Aznar’s tenure (1996-2004) was characterised by placing Spanish nationalism at the centre of the political scene. His government implemented initiatives that entailed a substantial change in the Spanish political context.

Among the most noteworthy is the breaking, by the Spanish government, of the balance established by Title VIII of the Constitution, which set different levels of competence

between historical autonomous communities (Catalonia, Galicia and the Basque Country) and the rest of the Spanish autonomous communities. The Constitution of 1978 differentiated between those communities that had a statute of autonomy prior to the Spanish Civil War and those that did not. And gave these three more power to decide over their territories.

But the application of article 152 culminated in a policy of transfer of power that practically equated the competences of all communities.

Likewise, some other political initiatives have brought about a feeling of unfair treatment and contributed to a spiral of demands by the Catalan and Basque governments, which wish to maintain special status within the Spanish autonomous framework. These initiatives include the consolidation of a Spain that spreads in a radial manner out from Madrid, the tax policy of the Community of Madrid – more lax than in other communities – and the lack of investments in the Mediterranean region.

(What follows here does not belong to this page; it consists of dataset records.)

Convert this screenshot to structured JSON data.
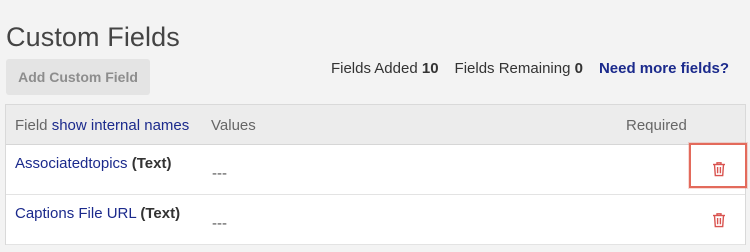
{
  "page": {
    "title": "Custom Fields"
  },
  "toolbar": {
    "add_label": "Add Custom Field",
    "fields_added_label": "Fields Added",
    "fields_added_value": "10",
    "fields_remaining_label": "Fields Remaining",
    "fields_remaining_value": "0",
    "more_fields_link": "Need more fields?"
  },
  "table": {
    "headers": {
      "field": "Field",
      "show_internal_link": "show internal names",
      "values": "Values",
      "required": "Required"
    },
    "rows": [
      {
        "name": "Associatedtopics",
        "type": "(Text)",
        "values": "---"
      },
      {
        "name": "Captions File URL",
        "type": "(Text)",
        "values": "---"
      }
    ]
  },
  "colors": {
    "link": "#1b2a8c",
    "delete_icon": "#d9534f",
    "highlight": "#e36a5b"
  }
}
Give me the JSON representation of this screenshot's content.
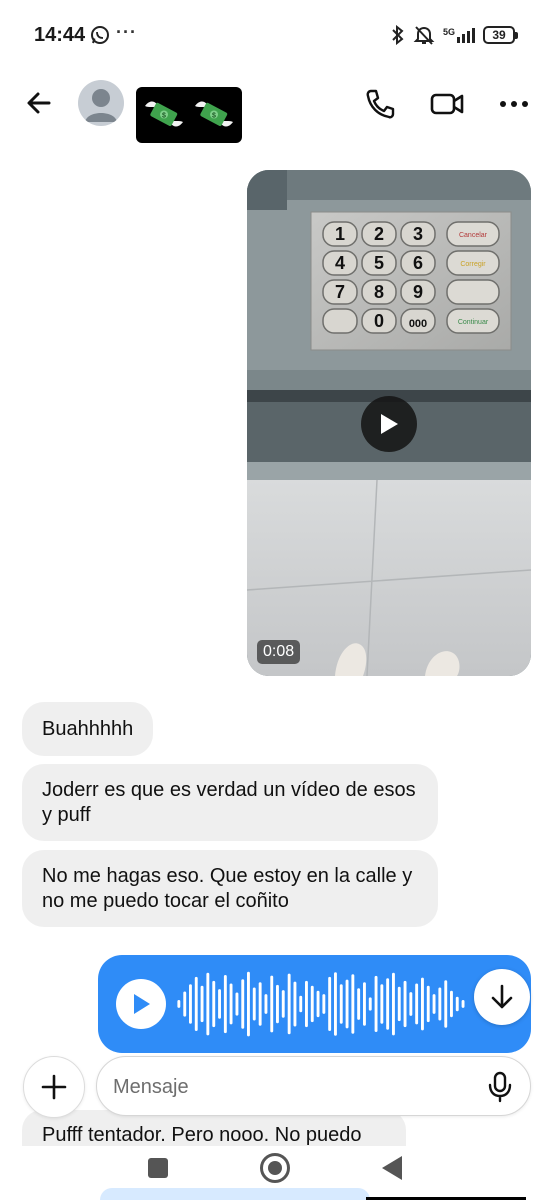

Finally, starting in 2010 and coinciding with the Constitutional Court’s ruling on the Catalan Statute, a very turbulent stage of Spanish politics began, characterised by strong political confrontation between the various nationalisms.

The “Procès” (Catalan Process for Sovereignty; 2010-2017) became a spiral of confrontation between Catalan nationalism and Spanish nationalism. The first one wanted to be recognised as a political player with the right to self-determination. Whereas the second one denied any possibility of negotiation, using all the State’s mechanisms available to prevent the referendum being held on October 1 2017.

It is within this context of “response to the Catalan independence movement” that we must note the significant growth of a feeling of Spanish identity in recent years. The implementation – from Spain’s right-wing conservative, liberal, and radical parties (PP, Cs, and Vox) – of policies and campaigns aimed at confrontation with peripheral nationalisms were also born after that event.

They intend to reinforce the principles of centralisation, national identity, and territorial unity – principles so typical of Spain’s sense of identity.